Ruh sağlığı alanındaki rahatsızlıklar için geliştirilmiş kimi sınıflandırmalar vardır. Bu sınıflandırmalar, dünyanın her yerindeki uzmanların üzerinde ortaklaşabilmesi adına yapılmıştır. Bunlar birtakım duygusal, düşünsel, davranışsal ve fiziksel belirtilerin bir araya gelmesi ile oluşan tanılardır.
Bu yazıda sosyal fobi (anksiyete) tanısına gelin birlikte göz atalım.

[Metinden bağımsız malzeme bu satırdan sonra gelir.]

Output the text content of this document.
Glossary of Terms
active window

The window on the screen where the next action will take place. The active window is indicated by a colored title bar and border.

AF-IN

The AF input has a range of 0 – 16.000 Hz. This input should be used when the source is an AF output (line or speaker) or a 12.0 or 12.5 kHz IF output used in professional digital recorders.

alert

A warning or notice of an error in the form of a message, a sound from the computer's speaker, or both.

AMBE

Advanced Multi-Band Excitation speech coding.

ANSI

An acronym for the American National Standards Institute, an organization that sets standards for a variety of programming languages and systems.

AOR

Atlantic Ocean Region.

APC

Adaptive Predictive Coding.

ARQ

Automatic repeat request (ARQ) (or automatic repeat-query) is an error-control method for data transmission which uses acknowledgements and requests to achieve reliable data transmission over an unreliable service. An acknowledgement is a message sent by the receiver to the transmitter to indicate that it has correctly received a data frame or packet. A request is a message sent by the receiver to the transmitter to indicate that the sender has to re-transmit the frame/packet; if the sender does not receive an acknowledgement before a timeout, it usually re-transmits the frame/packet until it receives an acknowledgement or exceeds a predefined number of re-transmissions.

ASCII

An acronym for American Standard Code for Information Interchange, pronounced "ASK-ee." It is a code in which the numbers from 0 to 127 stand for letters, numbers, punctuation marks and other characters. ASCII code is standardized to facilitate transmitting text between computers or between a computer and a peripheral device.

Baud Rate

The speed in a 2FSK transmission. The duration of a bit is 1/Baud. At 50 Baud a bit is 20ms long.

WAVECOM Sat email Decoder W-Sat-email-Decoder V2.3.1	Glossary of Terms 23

Sosyal fobi en basit anlamıyla kişilerin sosyal ortamlarda ve performans sergileyecekleri durumlarda yaşadıkları yoğun kaygıyı ifade eder. Sosyal fobi tanısı için aşağıda sıralanan belirtilerden bir kısmının yoğun olarak yaşanması gerekmektedir ve en yaygın sosyal fobi belirtileri şunlardır:

Sosyal ortamlarda ve topluluk önünde sergilenen bir performans sırasında hissedilen yoğun kaygı, korku
Başkaları tarafından eleştirilme ve olumsuz değerlendirilme korkusu
Sosyal durumlardan komple kaçınma veya sınırlı katılım sağlama
Yüz kızarması, titreme, terleme, mide rahatsızlığı, sesin titremesi gibi fiziksel belirtiler
Topluluk önünde konuşmada zorluk
Yeni insanlarla tanışmada zorluk
Sohbet başlatma veya sürdürme sırasında yaşanan yoğun kaygı
Telefon görüşmelerinde yaşanan yoğun kaygı
Başkaları tarafından sürekli izleniyormuş, gözlemleniyormuş ve değerlendiriliyormuş gibi hissetme
Dünyanın neresinde olursak olalım bir ruh sağlığı uzmanı herhangi birinin sosyal fobiye sahip olduğunu bir çırpıda anlayabilir. Yukarıda saydığım belirtiler bize bu rahatsızlığın kabaca neye benzediğini gösterir. Ancak 'hastalık yoktur, hasta vardır.' sözünü hatırlatmak isterim. Her birey, herhangi bir rahatsızlığı kendi özgün koşullarıyla deneyimler. Herkesin sosyal kaygı yaşarken hissettikleri, düşündükleri, yaptıkları sadece o kişiye ait olan hayatında anlam bulur.
Yani denebilir ki sosyal fobi tanısı için kriterler dünyanın her yerinde birdir ama görünümleri onu deneyimleyen insan sayısı kadar çok olabilir.
Sosyal fobi, tedavisi mümkün bir rahatsızlıktır. Pek çok psikoterapi yaklaşımının sosyal fobi tedavisinde başarılı olduğu bilimsel olarak kanıtlanmıştır. Yaşanan kaygının yoğunluğu ve sıklığına göre psikoterapiye ek olarak ilaç tedavisi de oldukça faydalıdır. Kıymetli olan, baş edemediğinizi fark ettiğinizde bu yıpratıcı rahatsızlık için profesyonel destek almaya açık olmanızdır.